Investors: beware liquidity holes
By Gillian Tett
In the past decade, the phrase “liquidity trap” has often been tossed around in western markets. For central banks have provided so much funding for the financial system, via quantitative easing, that it seems that the glut was becoming ineffective. This week, however, investors would be wise to ponder another concept: a “liquidity hole” — or, perhaps more accurately, holes….From a long-term perspective, this is a healthy development, given that a decade of ultra-loose policy has pumped asset prices to crazily high levels, relative to real economic growth. Indeed, I would argue that the Fed should have started tightening some time ago.

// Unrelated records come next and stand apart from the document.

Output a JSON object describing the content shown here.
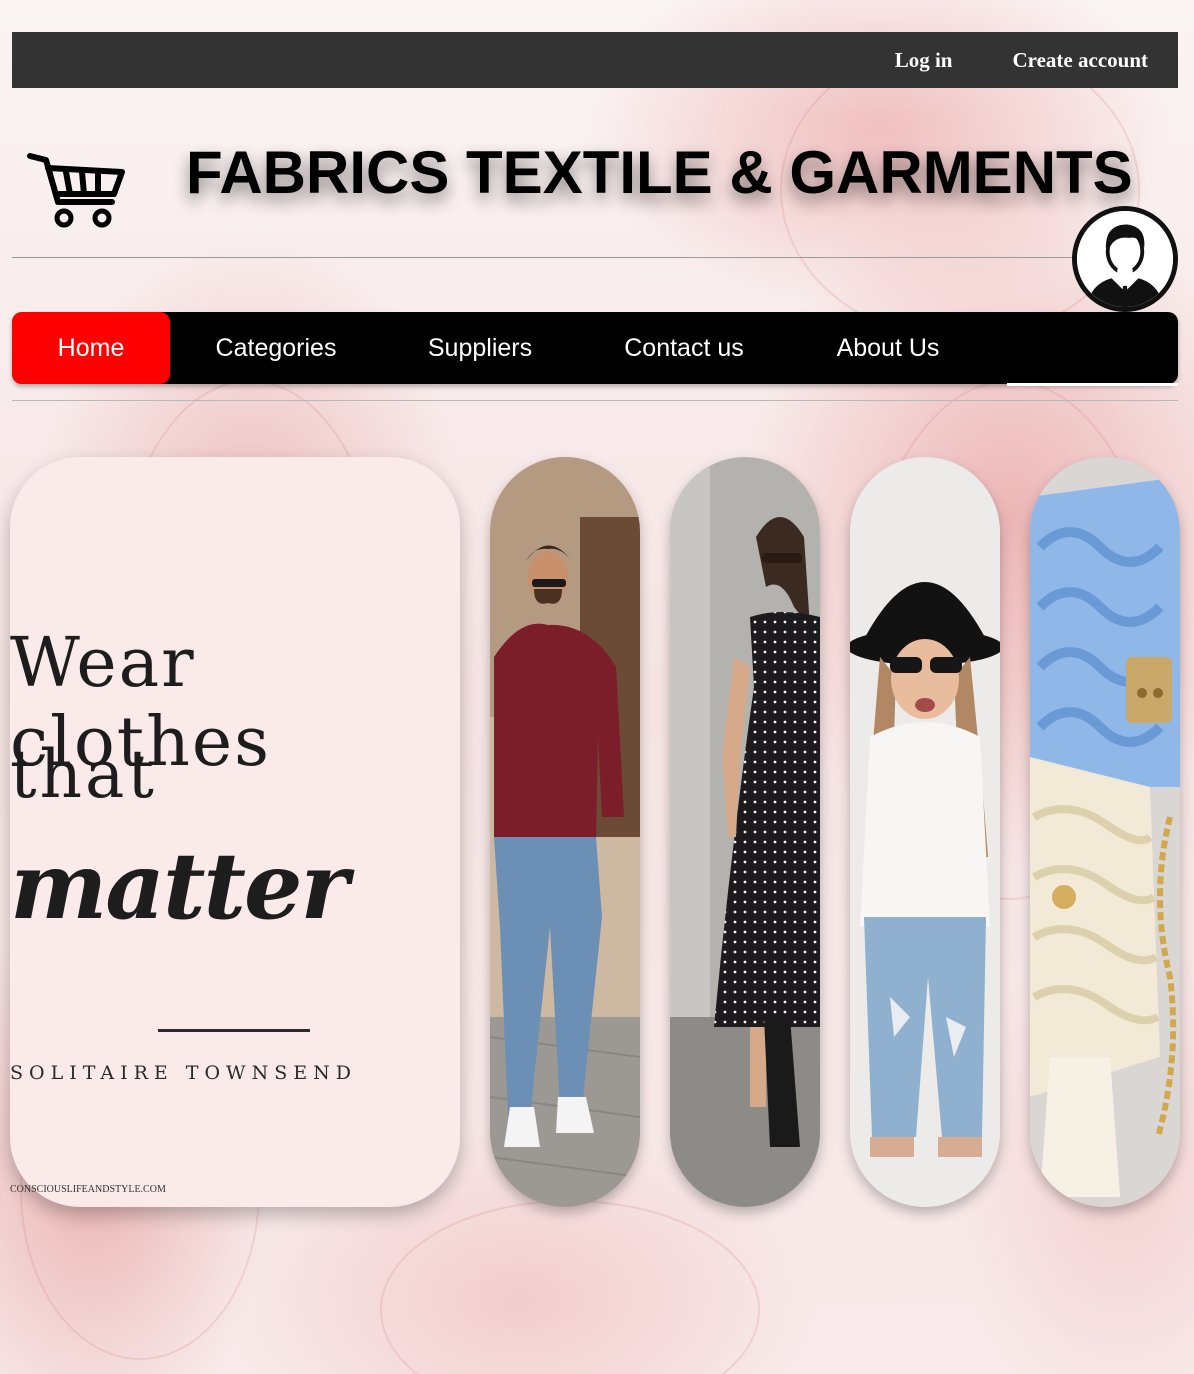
{
  "topbar": {
    "login_label": "Log in",
    "create_account_label": "Create account"
  },
  "header": {
    "title": "FABRICS TEXTILE & GARMENTS",
    "cart_icon": "shopping-cart-icon",
    "avatar_icon": "user-avatar-icon"
  },
  "nav": {
    "items": [
      {
        "label": "Home",
        "active": true
      },
      {
        "label": "Categories",
        "active": false
      },
      {
        "label": "Suppliers",
        "active": false
      },
      {
        "label": "Contact us",
        "active": false
      },
      {
        "label": "About Us",
        "active": false
      }
    ],
    "active_color": "#ff0000",
    "bar_color": "#000000"
  },
  "hero": {
    "quote_line1": "Wear clothes",
    "quote_line2": "that",
    "quote_line3": "matter",
    "author": "SOLITAIRE TOWNSEND",
    "site": "CONSCIOUSLIFEANDSTYLE.COM"
  },
  "gallery": [
    {
      "name": "man-in-red-sweater-photo"
    },
    {
      "name": "woman-in-polka-dot-dress-photo"
    },
    {
      "name": "girl-in-black-hat-photo"
    },
    {
      "name": "knitted-handbags-photo"
    }
  ],
  "colors": {
    "topbar": "#333333",
    "background": "#fbf3f3",
    "card": "#fbeaea"
  }
}
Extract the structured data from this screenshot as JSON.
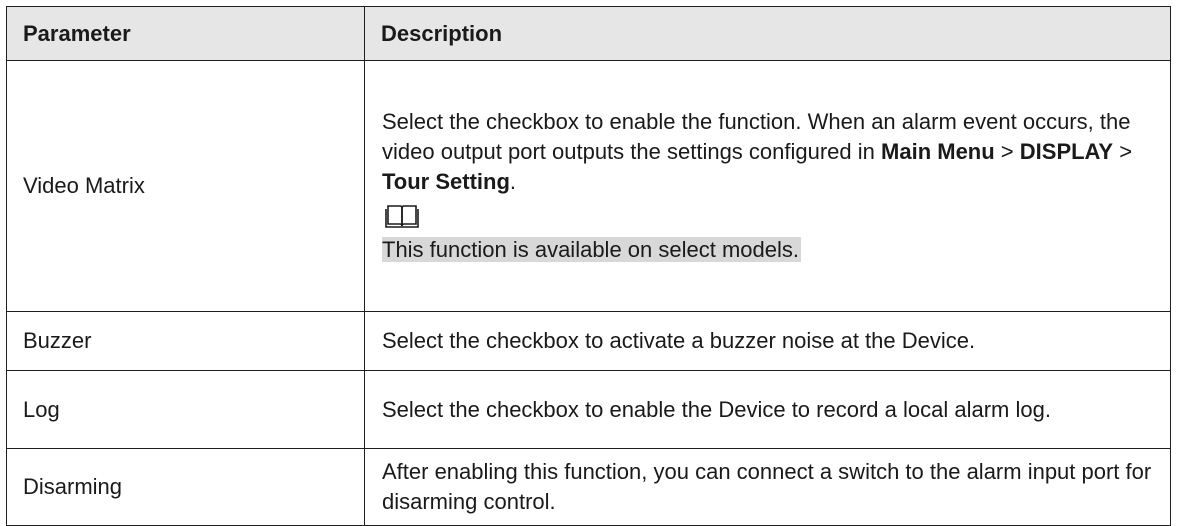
{
  "table": {
    "headers": {
      "parameter": "Parameter",
      "description": "Description"
    },
    "rows": [
      {
        "name": "Video Matrix",
        "description": "Select the checkbox to enable the function. When an alarm event occurs, the video output port outputs the settings configured in",
        "menu_path": {
          "part1": "Main Menu",
          "sep1": " > ",
          "part2": "DISPLAY",
          "sep2": " > ",
          "part3": "Tour Setting",
          "end": "."
        },
        "note_icon": "book-icon",
        "note": "This function is available on select models."
      },
      {
        "name": "Buzzer",
        "description": "Select the checkbox to activate a buzzer noise at the Device."
      },
      {
        "name": "Log",
        "description": "Select the checkbox to enable the Device to record a local alarm log."
      },
      {
        "name": "Disarming",
        "description": "After enabling this function, you can connect a switch to the alarm input port for disarming control."
      }
    ]
  },
  "colors": {
    "header_bg": "#e6e6e6",
    "border": "#1f1f1f",
    "note_highlight": "#d8d8d8"
  }
}
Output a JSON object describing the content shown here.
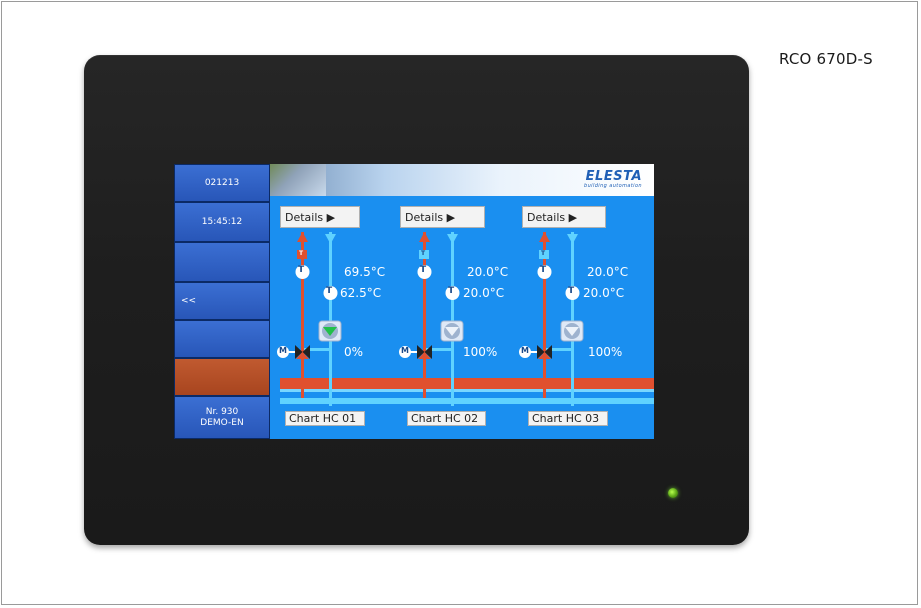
{
  "model": "RCO 670D-S",
  "sidebar": {
    "date": "021213",
    "time": "15:45:12",
    "back": "<<",
    "footer_line1": "Nr. 930",
    "footer_line2": "DEMO-EN"
  },
  "logo": {
    "name": "ELESTA",
    "tagline": "building automation"
  },
  "circuits": [
    {
      "details": "Details ▶",
      "supply_temp": "69.5°C",
      "return_temp": "62.5°C",
      "valve": "0%",
      "chart": "Chart HC 01",
      "pump_state": "on"
    },
    {
      "details": "Details ▶",
      "supply_temp": "20.0°C",
      "return_temp": "20.0°C",
      "valve": "100%",
      "chart": "Chart HC 02",
      "pump_state": "off"
    },
    {
      "details": "Details ▶",
      "supply_temp": "20.0°C",
      "return_temp": "20.0°C",
      "valve": "100%",
      "chart": "Chart HC 03",
      "pump_state": "off"
    }
  ],
  "symbols": {
    "temp_sensor": "T",
    "motor": "M"
  },
  "colors": {
    "supply": "#e0502f",
    "return": "#5fd2ff",
    "pump_on": "#22c04a",
    "pump_off": "#c9d3e0",
    "accent_orange": "#b6522b"
  }
}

But desirable or not, nobody should ignore how risky this shift is — and how hard it is to model the market implications. Nobody knows what will happens when a central bank tries to simultaneously raise rates and shrink its balance sheet, since it has never been done on this scale before. Nor do we know how tightening will play out in a world where so much credit intermediation is now moving through markets (not banks, as before) — and where wealth inequality, partly due to high asset prices, is potentially “blocking monetary policy transmission”, as Karen Petrou, a financier, argues. We are in uncharted territory. No wonder that Powell admitted this week that “I don’t think it is possible to say exactly how this [tightening] is going to go”. If anything, that is an understatement. Investors should take note and watch out for those liquidity holes.